Ces scientifiques de Stanford qui associent la colite ulcéreuse à un manque de certains métabolites produits par des bactéries spécifiques dans l’intestin, suggèrent, dans la revue Cell Host & Microbe, qu’en apportant sous forme de suppléments ces métabolites manquants ou en rétablissant les bactéries qui les produisent dans l'intestin, il serait possible de traiter efficacement la colite ulcéreuse et peut-être même l’autre maladie inflammatoire chronique intestinale (MICI), la maladie de Crohn.

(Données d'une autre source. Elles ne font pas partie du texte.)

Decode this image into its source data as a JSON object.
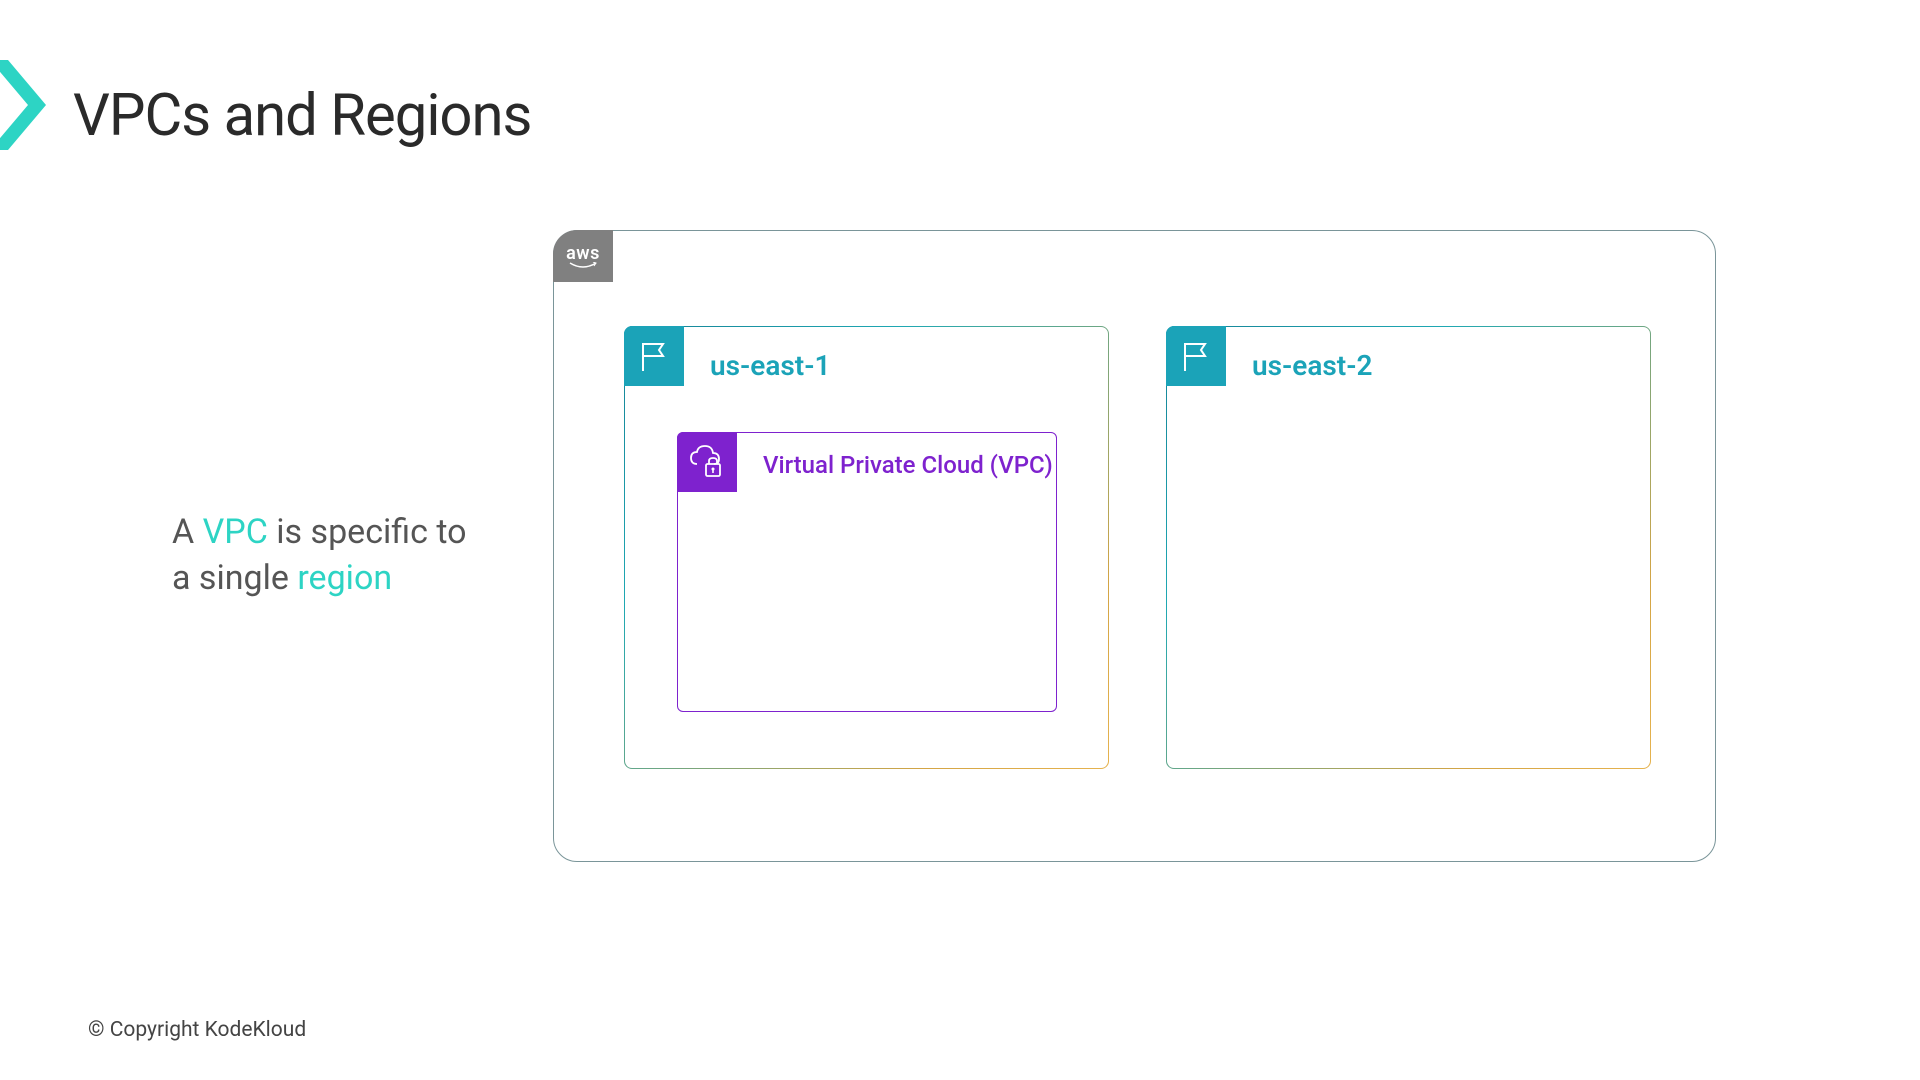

La colite ulcéreuse est une maladie inflammatoire dans laquelle le système immunitaire attaque les tissus du rectum ou du côlon. Les patients peuvent souffrir de saignements abondants, de diarrhée, de perte de poids et, si le côlon devient suffisamment perforé, d'une septicémie potentiellement mortelle. « L’étude nous aide à mieux comprendre la maladie », explique l’auteur principal, le Dr Aida Habtezion, professeur agrégé de gastro-entérologie et d'hépatologie : « Nous espérons que cela nous permettra également de traiter la colite avec un métabolite produit naturellement, déjà présent en grande quantité dans un intestin sain ». Un essai clinique est d’ailleurs déjà en cours à Stanford, pour déterminer si ces métabolites, des acides biliaires secondaires, sont efficaces pour traiter la maladie.
Les « bonnes » bactéries fabriquent des métabolites favorables à la santé intestinale
Les chercheurs comparent ici 2 groupes de patients, un groupe souffrant de colite ulcéreuse, l'autre groupe souffrant d’une autre maladie non inflammatoire. En comparant les microbiotes intestinaux des deux groupes de participants, les chercheurs ont découvert qu'une famille particulière de bactéries était épuisée chez les patients atteints de colite ulcéreuse . Ces patients étaient également déficients en un ensemble de substances anti-inflammatoires produites par les bactéries, les acides biliaires secondaires.
Les acides biliaires primaires sont produits dans le foie, stockés dans la vésicule biliaire et libérés dans le tube digestif pour contribuer à l’émulsion des graisses. La grande majorité des acides biliaires primaires sécrétés sont absorbés dans l'intestin, où les bactéries résidentes effectuent une série d'opérations enzymatiques pour les convertir en acides biliaires secondaires. De précédentes recherches ont suggéré que les acides biliaires secondaires sont épuisés chez les patients atteints de colite ulcéreuse et chez ceux atteints de l’autre MICI, la maladie de Crohn, dans laquelle une inflammation destructrice des tissus peut toucher le côlon et l'intestin grêle .
Les niveaux des 2 acides biliaires secondaires les plus importants, l'acide désoxycholique et l'acide lithocholique, s’avèrent ici beaucoup plus faibles dans les échantillons de selles prélevés sur les patients atteints de colite ulcéreuse. Ces trop faibles niveaux d’acides biliaires secondaires sont associés à une diversité microbienne réduite dans les échantillons de patients atteints de colite ulcéreuse. En particulier, une famille bactérienne – les Ruminococcaceae – s’avère très nettement sous-représentée chez ces patients. Enfin, une analyse génomique de toutes les bactéries intestinales des participants montre que les gènes permettant de fabriquer des enzymes qui convertissent les acides biliaires primaires en acides biliaires secondaires sont également sous-représentés chez ces patients.
Un besoin considérable de nouvelles options thérapeutiques : environ un patient sur 5 atteints de colite ulcéreuse va voir sa maladie progresser au point de devoir subir une colectomie totale. De plus, il n’existe pas de remède connu. Si les médicaments immunosuppresseurs peuvent réduire la sévérité de la maladie, ils exposent les patients à un risque accru de cancer et d'infection et tous les patients ne répondent pas à ces traitements. Il existe donc un besoin considérable de nouvelles options thérapeutiques.
L’espoir d’une supplémentation en acides biliaires secondaires : sur 3 souris modèles différents de colite, la supplémentation en acide lithocholique et en acide désoxycholique permet de réduire l'infiltration par les cellules immunitaires inflammatoires et les niveaux de plusieurs protéines de signalisation inflammatoires dans les intestins des souris. Le traitement permet également d’atténuer les symptômes classiques de la colite.
Cette étude chez l’animal a justifié le lancement d’un essai de phase II actuellement en cours à Stanford, mené auprès de patients atteints colite ulcéreuse.